Debt settlement or debt negotiation is process of eliminating debt that is unlike any other and therefore should not be confused with other popular methods of addressing high levels of debt. The actual process is fairly simple. Either you as the account holder or a third party company that you hire to act on your behalf, negotiates with your creditors to reach a settlement where you pay a portion of the balance owed on an account and the account is then closed. This process actually reduces the amount of money that you repay on your balances from 40%-60% of the amount you owe. Creditors are willing to consider this trade off when faced with the possibility of receiving nothing on the amount owed due to the account holder being forced into bankruptcy. There are significant risks associated with this process. Consider the following before you entertain the thought of debt settlement.

• Impact on your credit- There is no way around the fact that settling your debt for less than the amount owed will be viewed negatively on your credit report. A few of the reasons this occurs include: the way your settled account is reported on your credit report, creditors will not settle accounts that are current and the status of your credit before you entered the program. While it is important to have good credit in the world in which we live, it is more important however to be free of debt. In the end, debt will make it impossible to maintain a good credit rating therefore eliminating debt is the first priority.

• Legal ramifications- While many creditors would prefer to settle your account versus pay the expenses of seeking a legal judgment against you, there are situations where a creditor will sue an account holder that has not made payments, resulting in a judgment and possible wage garnishments in the future.
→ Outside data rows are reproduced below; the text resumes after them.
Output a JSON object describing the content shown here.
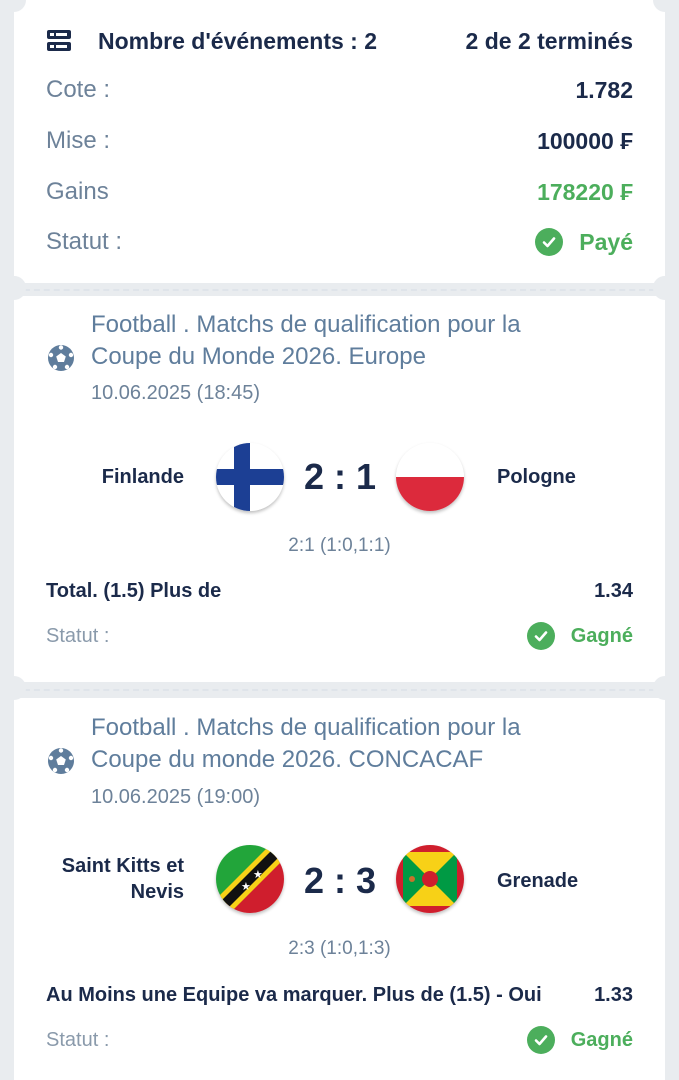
{
  "summary": {
    "events_label": "Nombre d'événements : 2",
    "completed_label": "2 de 2 terminés",
    "rows": [
      {
        "label": "Cote :",
        "value": "1.782"
      },
      {
        "label": "Mise :",
        "value": "100000 ₣"
      },
      {
        "label": "Gains",
        "value": "178220 ₣"
      },
      {
        "label": "Statut :",
        "value": "Payé"
      }
    ]
  },
  "events": [
    {
      "title_line1": "Football . Matchs de qualification pour la",
      "title_line2": "Coupe du Monde 2026. Europe",
      "date": "10.06.2025 (18:45)",
      "home": "Finlande",
      "away": "Pologne",
      "score": "2 : 1",
      "detail": "2:1 (1:0,1:1)",
      "market": "Total. (1.5) Plus de",
      "odds": "1.34",
      "status_label": "Statut :",
      "status": "Gagné"
    },
    {
      "title_line1": "Football . Matchs de qualification pour la",
      "title_line2": "Coupe du monde 2026. CONCACAF",
      "date": "10.06.2025 (19:00)",
      "home_line1": "Saint Kitts et",
      "home_line2": "Nevis",
      "away": "Grenade",
      "score": "2 : 3",
      "detail": "2:3 (1:0,1:3)",
      "market": "Au Moins une Equipe va marquer. Plus de (1.5) - Oui",
      "odds": "1.33",
      "status_label": "Statut :",
      "status": "Gagné"
    }
  ],
  "colors": {
    "accent_green": "#4cae5c",
    "text_dark": "#1b2a4a",
    "muted": "#6d8299"
  },
  "icons": [
    "list-icon",
    "check-icon",
    "football-icon",
    "flag-finland-icon",
    "flag-poland-icon",
    "flag-saint-kitts-nevis-icon",
    "flag-grenada-icon"
  ]
}
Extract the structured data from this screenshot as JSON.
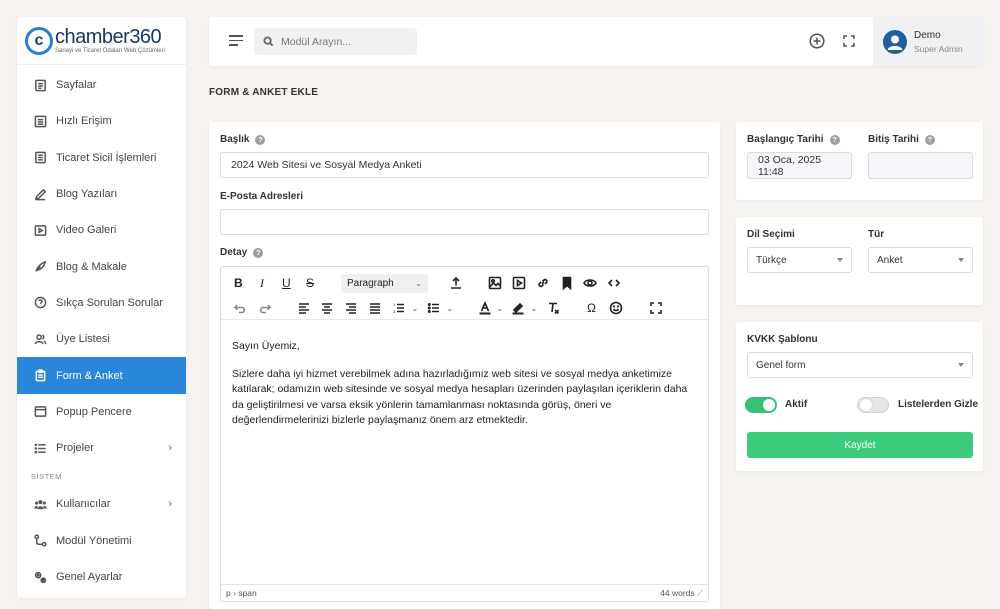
{
  "brand": {
    "name": "chamber",
    "number": "360",
    "tagline": "Sanayi ve Ticaret Odaları Web Çözümleri"
  },
  "sidebar": {
    "items": [
      {
        "label": "Sayfalar",
        "icon": "file-icon"
      },
      {
        "label": "Hızlı Erişim",
        "icon": "list-icon"
      },
      {
        "label": "Ticaret Sicil İşlemleri",
        "icon": "document-icon"
      },
      {
        "label": "Blog Yazıları",
        "icon": "pen-icon"
      },
      {
        "label": "Video Galeri",
        "icon": "video-icon"
      },
      {
        "label": "Blog & Makale",
        "icon": "quill-icon"
      },
      {
        "label": "Sıkça Sorulan Sorular",
        "icon": "question-icon"
      },
      {
        "label": "Üye Listesi",
        "icon": "users-icon"
      },
      {
        "label": "Form & Anket",
        "icon": "clipboard-icon",
        "active": true
      },
      {
        "label": "Popup Pencere",
        "icon": "window-icon"
      },
      {
        "label": "Projeler",
        "icon": "projects-icon",
        "has_children": true
      }
    ],
    "section_label": "SİSTEM",
    "system_items": [
      {
        "label": "Kullanıcılar",
        "icon": "user-group-icon",
        "has_children": true
      },
      {
        "label": "Modül Yönetimi",
        "icon": "modules-icon"
      },
      {
        "label": "Genel Ayarlar",
        "icon": "settings-icon"
      }
    ]
  },
  "topbar": {
    "search_placeholder": "Modül Arayın...",
    "user_name": "Demo",
    "user_role": "Super Admin"
  },
  "page": {
    "title": "FORM & ANKET EKLE"
  },
  "form": {
    "title_label": "Başlık",
    "title_value": "2024 Web Sitesi ve Sosyal Medya Anketi",
    "email_label": "E-Posta Adresleri",
    "email_value": "",
    "detail_label": "Detay",
    "paragraph_format": "Paragraph",
    "content": [
      "Sayın Üyemiz,",
      "Sizlere daha iyi hizmet verebilmek adına hazırladığımız web sitesi ve sosyal medya anketimize katılarak; odamızın web sitesinde ve sosyal medya hesapları üzerinden paylaşılan içeriklerin daha da geliştirilmesi ve varsa eksik yönlerin tamamlanması noktasında görüş, öneri ve değerlendirmelerinizi bizlerle paylaşmanız önem arz etmektedir."
    ],
    "status_path": "p › span",
    "word_count": "44 words"
  },
  "side": {
    "start_label": "Başlangıç Tarihi",
    "start_value": "03 Oca, 2025 11:48",
    "end_label": "Bitiş Tarihi",
    "end_value": "",
    "lang_label": "Dil Seçimi",
    "lang_value": "Türkçe",
    "type_label": "Tür",
    "type_value": "Anket",
    "kvkk_label": "KVKK Şablonu",
    "kvkk_value": "Genel form",
    "active_label": "Aktif",
    "active_on": true,
    "hide_label": "Listelerden Gizle",
    "hide_on": false,
    "save_label": "Kaydet"
  },
  "colors": {
    "accent": "#2a86d8",
    "success": "#3dcb7e",
    "toggle_on": "#35c176"
  }
}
This cannot happen without your knowledge, however it is something that everyone should consider before enrolling in a program or attempting to negotiate their debt on their own.
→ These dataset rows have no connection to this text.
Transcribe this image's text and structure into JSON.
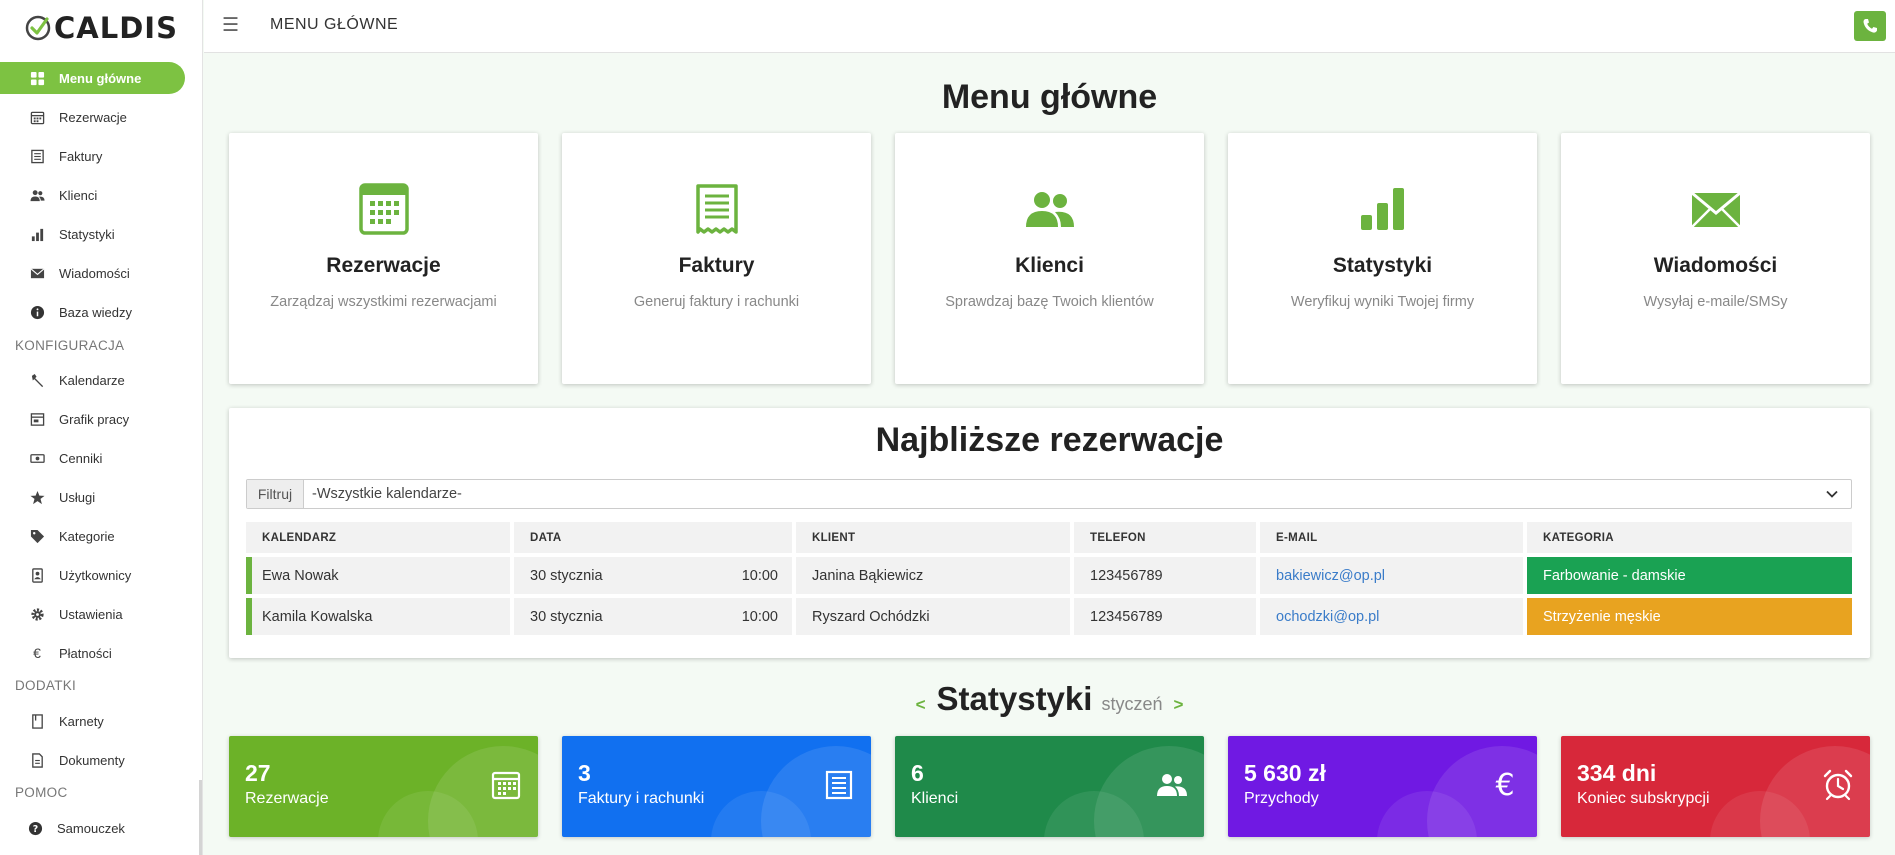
{
  "brand": {
    "logo_text": "CALDIS",
    "accent": "#7dc242"
  },
  "header": {
    "title": "MENU GŁÓWNE"
  },
  "sidebar": {
    "main_items": [
      {
        "label": "Menu główne",
        "icon": "grid-icon"
      },
      {
        "label": "Rezerwacje",
        "icon": "calendar-icon"
      },
      {
        "label": "Faktury",
        "icon": "invoice-icon"
      },
      {
        "label": "Klienci",
        "icon": "users-icon"
      },
      {
        "label": "Statystyki",
        "icon": "bar-chart-icon"
      },
      {
        "label": "Wiadomości",
        "icon": "envelope-icon"
      },
      {
        "label": "Baza wiedzy",
        "icon": "info-icon"
      }
    ],
    "section_config": "KONFIGURACJA",
    "config_items": [
      {
        "label": "Kalendarze",
        "icon": "wrench-icon"
      },
      {
        "label": "Grafik pracy",
        "icon": "schedule-icon"
      },
      {
        "label": "Cenniki",
        "icon": "money-icon"
      },
      {
        "label": "Usługi",
        "icon": "star-icon"
      },
      {
        "label": "Kategorie",
        "icon": "tag-icon"
      },
      {
        "label": "Użytkownicy",
        "icon": "user-badge-icon"
      },
      {
        "label": "Ustawienia",
        "icon": "gear-icon"
      },
      {
        "label": "Płatności",
        "icon": "euro-icon"
      }
    ],
    "section_addons": "DODATKI",
    "addon_items": [
      {
        "label": "Karnety",
        "icon": "pass-icon"
      },
      {
        "label": "Dokumenty",
        "icon": "document-icon"
      }
    ],
    "section_help": "POMOC",
    "help_items": [
      {
        "label": "Samouczek",
        "icon": "question-icon"
      }
    ]
  },
  "main": {
    "title": "Menu główne",
    "cards": [
      {
        "title": "Rezerwacje",
        "desc": "Zarządzaj wszystkimi rezerwacjami"
      },
      {
        "title": "Faktury",
        "desc": "Generuj faktury i rachunki"
      },
      {
        "title": "Klienci",
        "desc": "Sprawdzaj bazę Twoich klientów"
      },
      {
        "title": "Statystyki",
        "desc": "Weryfikuj wyniki Twojej firmy"
      },
      {
        "title": "Wiadomości",
        "desc": "Wysyłaj e-maile/SMSy"
      }
    ]
  },
  "reservations": {
    "title": "Najbliższe rezerwacje",
    "filter_label": "Filtruj",
    "filter_value": "-Wszystkie kalendarze-",
    "columns": [
      "KALENDARZ",
      "DATA",
      "KLIENT",
      "TELEFON",
      "E-MAIL",
      "KATEGORIA"
    ],
    "rows": [
      {
        "calendar": "Ewa Nowak",
        "date": "30 stycznia",
        "time": "10:00",
        "client": "Janina Bąkiewicz",
        "phone": "123456789",
        "email": "bakiewicz@op.pl",
        "category": "Farbowanie - damskie",
        "category_color": "#1aa253"
      },
      {
        "calendar": "Kamila Kowalska",
        "date": "30 stycznia",
        "time": "10:00",
        "client": "Ryszard Ochódzki",
        "phone": "123456789",
        "email": "ochodzki@op.pl",
        "category": "Strzyżenie męskie",
        "category_color": "#e8a320"
      }
    ]
  },
  "stats": {
    "prev": "<",
    "next": ">",
    "title": "Statystyki",
    "month": "styczeń",
    "tiles": [
      {
        "value": "27",
        "label": "Rezerwacje",
        "color": "#6cb228",
        "icon": "calendar-icon"
      },
      {
        "value": "3",
        "label": "Faktury i rachunki",
        "color": "#1170f0",
        "icon": "invoice-icon"
      },
      {
        "value": "6",
        "label": "Klienci",
        "color": "#1f8a4a",
        "icon": "users-icon"
      },
      {
        "value": "5 630 zł",
        "label": "Przychody",
        "color": "#7019e3",
        "icon": "euro-icon"
      },
      {
        "value": "334 dni",
        "label": "Koniec subskrypcji",
        "color": "#d7283a",
        "icon": "alarm-clock-icon"
      }
    ]
  }
}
• Tax consequences- If you see savings over $600 when settling your debt, that amount has to reported as additional income when you file your income taxes. This means you could possibly owe taxes on the amount forgiven over $600. With that in mind, most people who qualify for debt settlement are in a financial position that makes this a non-issue. This is due to the insolvency clause through the IRS, where if you can prove your liabilities exceed your assets at the time of the settlement you are not responsible for paying taxes on the forgiven amount.

Who Qualifies For Debt Settlement?

There are several methods of reducing and eliminating credit card and other high interest debt. While there are many options available, your financial circumstances will determine which process is right for your situation. For anyone who has the resources or anticipates having the resources to pay their debt in full, they should do so to avoid the risks and consequences of debt settlement or bankruptcy. If you are facing a severe financial hardship due to loss of employment, divorce, death in the family, medical issues or any other situation which results in your inability to pay your financial obligations you might want to consider debt settlement. Anyone considering this process should in fact contact a bankruptcy attorney to find out if debt settlement is a viable option. This is recommended due to the fact that you not only have to have a severe financial hardship but you also have to have some way of saving money toward settlements in order for debt settlement to work. If you are unable to reasonably put money aside as you work with your creditors on a reduced payment, this process will undoubtedly not have the results you desire. Remember debt settlement is legal method of reducing debt that can help people get out from under the burden of unsecured debt. It is not without risk and should only be considered by those facing a real financial hardship and cannot pay their obligation per their contract agreement.